13.  In the case of Nzuki vs. Republic (1993) KLR 171, the accused person had dragged the deceased out of the bar and fatally wounded him with a knife. There was no evidence as to their having been any exchange of words between Nzuki and the deceased neither was there any indication as to why Nzuki went into the bar and pulled the deceased straight out and stabbed him. It was rightly observed in that case that the prosecution was not obliged to prove malice but just as the presence of motive can greatly strengthen its case, the absence of it can weaken the case. The Court of Appeal in allowing an appeal and substituting the information of murder with manslaughter observed: -

“There was a complete absence of motive and there was absolutely nothing on record from which it can be implied that the appellant had any one of the intentions outlined for malice aforethought when he unlawfully assaulted the deceased with the fatal consequences. Other than observing that the appellant viciously stabbed the deceased and in so doing intended to kill or cause him gracious harm, the trial court did not direct itself that the onus of proof of that necessary intent was throughout on the prosecution and the same had been discharged to its satisfaction in view of the circumstances under which the offence was committed. Having not done so, we are uncertain whether malice aforethought was proved against the appellant beyond any reasonable doubt. In the absence of proof of malice aforethought to the required standard, the appellant’s conviction for the offence of murder is unsustainable. His killing of the deceased amounted only to manslaughter.”

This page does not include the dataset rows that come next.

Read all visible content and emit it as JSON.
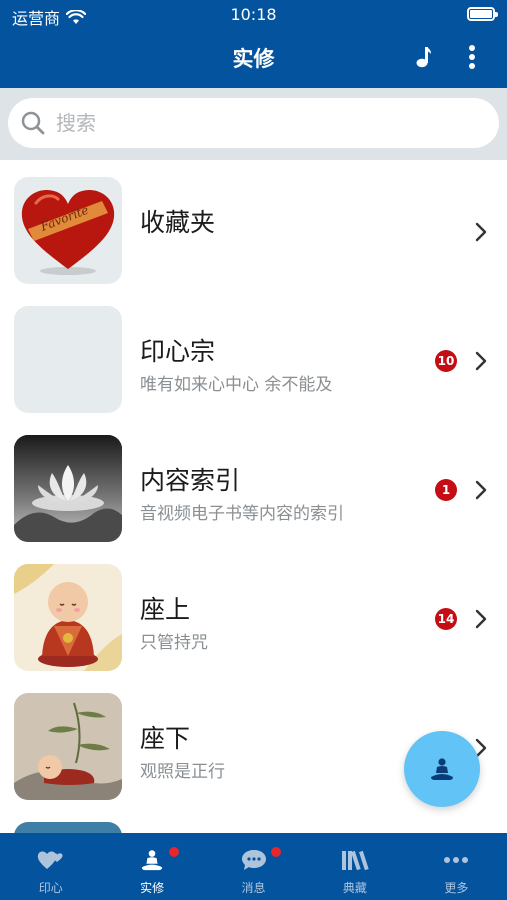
{
  "status": {
    "carrier": "运营商",
    "time": "10:18"
  },
  "nav": {
    "title": "实修",
    "music_icon": "music-note-icon",
    "more_icon": "more-vertical-icon"
  },
  "search": {
    "placeholder": "搜索",
    "value": ""
  },
  "items": [
    {
      "title": "收藏夹",
      "subtitle": "",
      "badge": "",
      "thumb": "favorite-heart"
    },
    {
      "title": "印心宗",
      "subtitle": "唯有如来心中心 余不能及",
      "badge": "10",
      "thumb": "blank"
    },
    {
      "title": "内容索引",
      "subtitle": "音视频电子书等内容的索引",
      "badge": "1",
      "thumb": "lotus"
    },
    {
      "title": "座上",
      "subtitle": "只管持咒",
      "badge": "14",
      "thumb": "monk-sitting"
    },
    {
      "title": "座下",
      "subtitle": "观照是正行",
      "badge": "",
      "thumb": "monk-lying"
    }
  ],
  "tabs": [
    {
      "label": "印心",
      "icon": "hearts-icon",
      "active": false,
      "dot": false
    },
    {
      "label": "实修",
      "icon": "meditation-icon",
      "active": true,
      "dot": true
    },
    {
      "label": "消息",
      "icon": "chat-bubble-icon",
      "active": false,
      "dot": true
    },
    {
      "label": "典藏",
      "icon": "library-books-icon",
      "active": false,
      "dot": false
    },
    {
      "label": "更多",
      "icon": "more-horizontal-icon",
      "active": false,
      "dot": false
    }
  ],
  "favorite_ribbon": "Favorite",
  "colors": {
    "primary": "#04539e",
    "badge": "#c40d14",
    "fab": "#62c3f6",
    "tab_dot": "#e8262b"
  }
}
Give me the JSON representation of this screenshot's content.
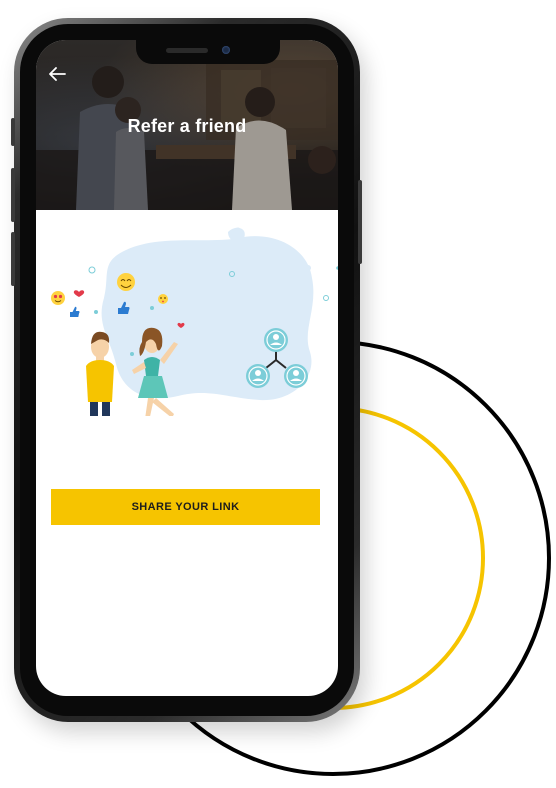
{
  "screen": {
    "title": "Refer a friend",
    "back_icon": "back-arrow-icon",
    "illustration": "friends-referral-illustration"
  },
  "actions": {
    "share_label": "SHARE YOUR LINK"
  },
  "colors": {
    "accent": "#f6c400",
    "ring_outer": "#000000",
    "ring_inner": "#f6c400",
    "blob": "#dcebf8",
    "node": "#7ccdd8"
  }
}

14. The foregone analysis perfectly fits the case before this Court. I therefore find that the ingredient of malice aforethought was not proved in the circumstances of this case.

15. The foregone analysis does not therefore support a conviction in respect of the information of murder. The accused person is hence found not guilty of the murder of the deceased. However, it is clear that the deceased lost his life as a result of the actions of the accused person, but of course without any malice aforethought.

16. In view of the provisions of Section 179(2)of theCriminal Procedure Code, Chapter 75 of the Laws of Kenya and looking at the evidence on record and as analysed herein before, this Court however finds the accused person guilty of the offence of Manslaughter contrary to Section 202 of the Penal Code and he is accordingly convicted accordingly.

DELIVERED, DATEDand SIGNED at MIGORI this 30th day of March 2017.